The “Workforce Management Employee Predictive Volatility Benchmark Flash Report Q2 2021” provides insights into volatility across the Top 35 Job Categories and across all 50 U.S. states. The report showed that all Top 35 job categories had a significant increase in volatility in Q2. In fact, the least volatile job category, finance, was up 47%. This increase is highlighted by the fact that over 70% of job categories showed improvement in Q1 2021.
According the Jim Burke, Workforce Logiq’s CEO, many U.S. workers are reassessing their career as life returns to a sense of normalcy post-pandemic. He added that many employees are searching for roles that offer advancement opportunities, flexibility, and more money. “Our quarterly and year-over-year predictive volatility benchmarks highlight the impact of this ‘Great Resignation’ period and indicate this trend will continue well into the fall,” Burke said.

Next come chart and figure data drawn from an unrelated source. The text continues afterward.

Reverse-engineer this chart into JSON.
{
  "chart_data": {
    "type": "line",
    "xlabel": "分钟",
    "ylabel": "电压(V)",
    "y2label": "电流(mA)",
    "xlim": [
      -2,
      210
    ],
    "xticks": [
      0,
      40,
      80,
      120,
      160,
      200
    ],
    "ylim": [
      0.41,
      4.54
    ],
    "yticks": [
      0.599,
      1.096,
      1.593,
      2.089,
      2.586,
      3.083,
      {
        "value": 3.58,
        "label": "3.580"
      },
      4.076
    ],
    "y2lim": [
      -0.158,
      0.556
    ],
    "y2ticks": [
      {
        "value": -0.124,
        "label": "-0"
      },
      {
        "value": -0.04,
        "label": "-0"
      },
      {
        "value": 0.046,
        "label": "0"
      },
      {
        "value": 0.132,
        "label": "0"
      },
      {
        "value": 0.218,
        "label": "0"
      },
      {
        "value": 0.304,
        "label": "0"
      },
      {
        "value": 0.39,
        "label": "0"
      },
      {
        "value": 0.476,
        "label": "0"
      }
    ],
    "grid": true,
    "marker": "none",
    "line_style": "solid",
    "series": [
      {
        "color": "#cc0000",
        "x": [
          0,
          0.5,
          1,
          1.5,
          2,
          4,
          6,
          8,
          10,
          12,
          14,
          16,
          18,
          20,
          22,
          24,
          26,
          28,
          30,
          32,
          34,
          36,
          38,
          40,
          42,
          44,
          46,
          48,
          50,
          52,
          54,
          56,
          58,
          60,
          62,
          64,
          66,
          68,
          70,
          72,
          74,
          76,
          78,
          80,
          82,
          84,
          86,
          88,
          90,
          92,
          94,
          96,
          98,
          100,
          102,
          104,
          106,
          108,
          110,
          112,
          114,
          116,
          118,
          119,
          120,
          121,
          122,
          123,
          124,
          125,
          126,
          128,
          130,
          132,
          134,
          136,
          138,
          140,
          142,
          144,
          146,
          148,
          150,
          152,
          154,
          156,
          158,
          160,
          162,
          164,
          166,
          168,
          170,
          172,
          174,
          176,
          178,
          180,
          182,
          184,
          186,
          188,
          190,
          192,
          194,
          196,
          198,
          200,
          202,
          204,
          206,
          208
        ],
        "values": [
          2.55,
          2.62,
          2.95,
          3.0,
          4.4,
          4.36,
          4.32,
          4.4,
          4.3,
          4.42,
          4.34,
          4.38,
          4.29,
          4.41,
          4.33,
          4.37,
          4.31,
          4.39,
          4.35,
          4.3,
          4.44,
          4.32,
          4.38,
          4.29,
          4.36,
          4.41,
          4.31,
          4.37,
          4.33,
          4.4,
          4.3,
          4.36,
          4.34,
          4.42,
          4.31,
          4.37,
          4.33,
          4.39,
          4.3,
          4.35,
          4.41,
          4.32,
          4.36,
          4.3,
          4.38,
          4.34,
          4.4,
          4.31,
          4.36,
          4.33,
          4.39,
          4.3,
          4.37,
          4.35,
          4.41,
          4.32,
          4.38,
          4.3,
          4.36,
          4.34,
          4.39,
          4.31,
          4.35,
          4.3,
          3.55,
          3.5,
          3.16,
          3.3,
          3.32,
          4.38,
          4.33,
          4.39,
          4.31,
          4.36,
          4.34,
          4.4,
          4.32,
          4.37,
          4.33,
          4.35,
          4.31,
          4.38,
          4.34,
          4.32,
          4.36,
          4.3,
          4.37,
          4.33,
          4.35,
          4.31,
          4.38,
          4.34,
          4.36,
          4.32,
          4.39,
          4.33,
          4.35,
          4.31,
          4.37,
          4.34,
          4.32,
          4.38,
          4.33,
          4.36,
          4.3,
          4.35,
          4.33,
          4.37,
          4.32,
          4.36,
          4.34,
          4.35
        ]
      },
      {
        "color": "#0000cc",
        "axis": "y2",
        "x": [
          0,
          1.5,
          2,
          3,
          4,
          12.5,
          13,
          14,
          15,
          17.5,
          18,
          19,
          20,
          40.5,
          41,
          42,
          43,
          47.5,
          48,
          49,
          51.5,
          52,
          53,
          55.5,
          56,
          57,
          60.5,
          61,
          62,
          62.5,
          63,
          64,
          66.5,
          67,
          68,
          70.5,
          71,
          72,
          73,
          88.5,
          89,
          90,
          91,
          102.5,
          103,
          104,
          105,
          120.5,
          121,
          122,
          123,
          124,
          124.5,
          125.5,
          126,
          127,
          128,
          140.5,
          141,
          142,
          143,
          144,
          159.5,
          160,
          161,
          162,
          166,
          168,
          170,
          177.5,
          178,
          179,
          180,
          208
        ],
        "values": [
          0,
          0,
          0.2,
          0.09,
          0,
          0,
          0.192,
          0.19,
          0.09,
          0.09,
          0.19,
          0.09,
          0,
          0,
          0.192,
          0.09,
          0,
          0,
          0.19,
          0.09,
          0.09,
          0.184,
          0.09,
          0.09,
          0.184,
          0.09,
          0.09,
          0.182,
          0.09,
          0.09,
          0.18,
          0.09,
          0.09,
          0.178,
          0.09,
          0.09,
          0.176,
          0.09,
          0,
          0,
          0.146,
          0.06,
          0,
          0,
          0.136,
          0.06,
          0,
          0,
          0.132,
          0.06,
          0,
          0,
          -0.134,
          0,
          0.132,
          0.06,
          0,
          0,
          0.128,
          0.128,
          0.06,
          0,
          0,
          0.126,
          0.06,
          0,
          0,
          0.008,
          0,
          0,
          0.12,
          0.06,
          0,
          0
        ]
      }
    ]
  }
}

Public safety was the job category that showed the highest Q2 increase in employee volatility, with a 300% increase over Q1. This was closely followed by skilled trade (+204%) and the military (+201%). The top five states with the highest Q2 volatility percentage increases were:
- Mississippi (+73%)
- Wyoming (+70%)
- Montana (+68%)
- West Virginia (+67%)
- Maryland (+66%)
According to Dr. Christy Petrosso, Workforce Logiq’s Chief Data Scientist and Talent Economist, employers will need to get in front of workforce retention issues and win over high-quality external candidates to successfully navigate the Great Resignation period.
“Predictive tools surface critical insight on the workers most at risk of quitting and why, where to look for the best new talent, potential future skills gaps, and more. Employers can use this intelligence to proactively address attrition before it impacts the business, upskill the existing workforce, and acquire the right talent to meet immediate and future needs,” Petrosso said.